- Born: June 1, 1957 (age 69)
- Known for: Tribal rights activism
- Awards: Padma Shri (2024)

= Somanna =

Indian social worker

Somanna (born June 1, 1957) is an Indian social worker from Karnataka, known for his work in uplifting the Jenu Kuruba tribal community, a Particularly Vulnerable Tribal Group (PVTG) of India. He was awarded the Padma Shri, India's fourth-highest civilian honor, in 2024 in the field of social work.

== Early life and background ==
Somanna was born on June 1, 1957 in the Jenu Kuruba community in Mysuru district, Karnataka. He hails from Althalhundi Moththa tribal hamlet and resides in Moththa tribal hamlet of Naganahalli Gram Panchayat in H.D. Kote taluk. He studied up to the fourth standard.

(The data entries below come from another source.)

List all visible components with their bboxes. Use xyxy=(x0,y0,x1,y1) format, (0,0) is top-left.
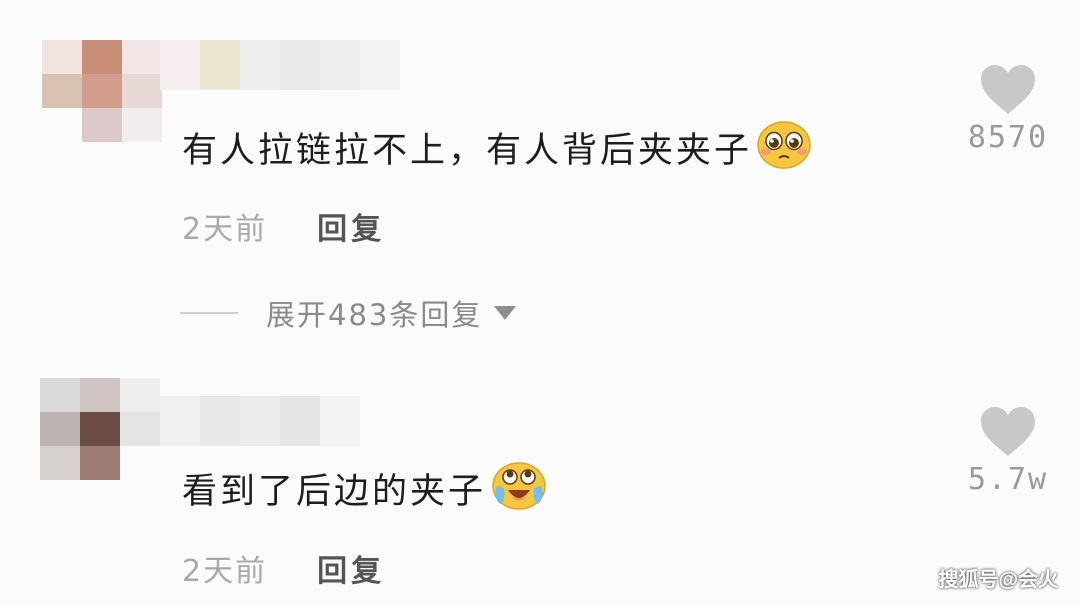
heart-icon xyxy=(981,407,1035,456)
laughing-crying-face-emoji xyxy=(490,460,548,526)
expand-replies-button[interactable]: 展开483条回复 xyxy=(180,292,517,334)
comment-item: 看到了后边的夹子 2天前 回复 5.7w xyxy=(0,340,1080,606)
comment-meta: 2天前 回复 xyxy=(182,546,385,590)
caret-down-icon xyxy=(494,306,517,320)
avatar[interactable] xyxy=(40,378,160,482)
watermark: 搜狐号@会火 xyxy=(938,569,1058,591)
username-blurred[interactable] xyxy=(160,40,400,90)
like-button[interactable]: 8570 xyxy=(953,64,1063,155)
expand-replies-label: 展开483条回复 xyxy=(266,298,483,332)
like-button[interactable]: 5.7w xyxy=(953,406,1063,497)
timestamp: 2天前 xyxy=(182,554,268,589)
heart-icon xyxy=(981,65,1035,114)
divider xyxy=(180,312,238,314)
reply-button[interactable]: 回复 xyxy=(317,212,385,247)
avatar[interactable] xyxy=(42,40,162,144)
timestamp: 2天前 xyxy=(182,212,268,247)
comment-item: 有人拉链拉不上，有人背后夹夹子 2天前 回复 展开483条回复 8570 xyxy=(0,0,1080,340)
comment-meta: 2天前 回复 xyxy=(182,204,385,248)
comment-text: 看到了后边的夹子 xyxy=(182,460,548,526)
reply-button[interactable]: 回复 xyxy=(317,554,385,589)
pleading-face-emoji xyxy=(756,120,812,184)
username-blurred[interactable] xyxy=(160,396,360,446)
like-count: 5.7w xyxy=(967,462,1049,497)
comment-text: 有人拉链拉不上，有人背后夹夹子 xyxy=(182,120,812,184)
like-count: 8570 xyxy=(967,120,1049,155)
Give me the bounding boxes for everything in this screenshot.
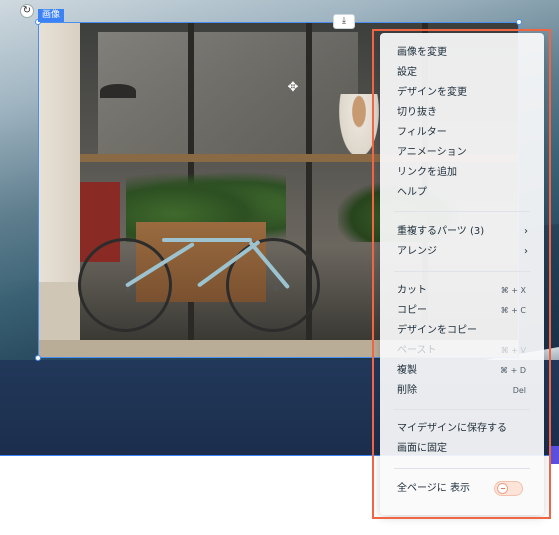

Somanna was the ninth child of his parents, Kunnaiah and Basamma, and witnessed many of his elder siblings dying due to diseases. For 16 years, Somanna worked as a bonded labourer until the Bonded Labour Abolition Act of 1976 brought an end to his servitude. Following the implementation of the Land Reforms Act, he successfully fought to secure 31 guntas of land for himself in 1980.

His wife, Rajamma, died on 7 January 2024, shortly before the announcement of his Padma Shri award. They have two sons and two daughters.

== Activism ==
Somanna has dedicated over four decades, beginning around 1978, to the welfare and rights of the Jenu Kuruba tribe and other tribal communities in Karnataka. His work has focused on securing land rights, preventing displacement, promoting education, and conserving the environment. A significant part of his activism involved helping tribal families obtain legal title deeds to their land, thereby ensuring their security and rights within forest areas. He is credited with assisting over 500 tribal communities or families in this endeavor. In the 1990s, Somanna played a crucial role in protesting against the construction of a five-star resort in the ecologically sensitive zone of Nagarhole National Park. He has been a vocal advocate for the effective implementation of the Forest Rights Act, 2006.

Somanna co-founded the Budakattu Krushikara Sangha (Tribal Agriculturists' Association) in 1981, which has been a platform for championing tribal land rights, education, healthcare, and livelihood, alongside environmental conservation. He has also collaborated with organizations like 'Aadivaasigala Munnata Sangha of Kerala' and represented the tribal community of India at an international conference in the Philippines in 1991.

Somanna has also contributed to raising awareness about tribal issues through literature. He has co-authored four novels with Ksheera Sagar, including Jene Nee Aakashada Aramaneye, which was later adapted into the Kannada film Kanneri, in which Somanna also acted. Other books include Aadivasigala Makkala Vidyaabhyaasa (Tribal Children's Education).

== Awards and recognition ==

- Padma Shri (2024)
- Valmiki Award (2023) by the Government of Karnataka for his contributions to tribal welfare

Reportedly, Somanna was unfamiliar with the Padma Shri award but viewed it as encouragement to continue his fight for the rights of tribal communities.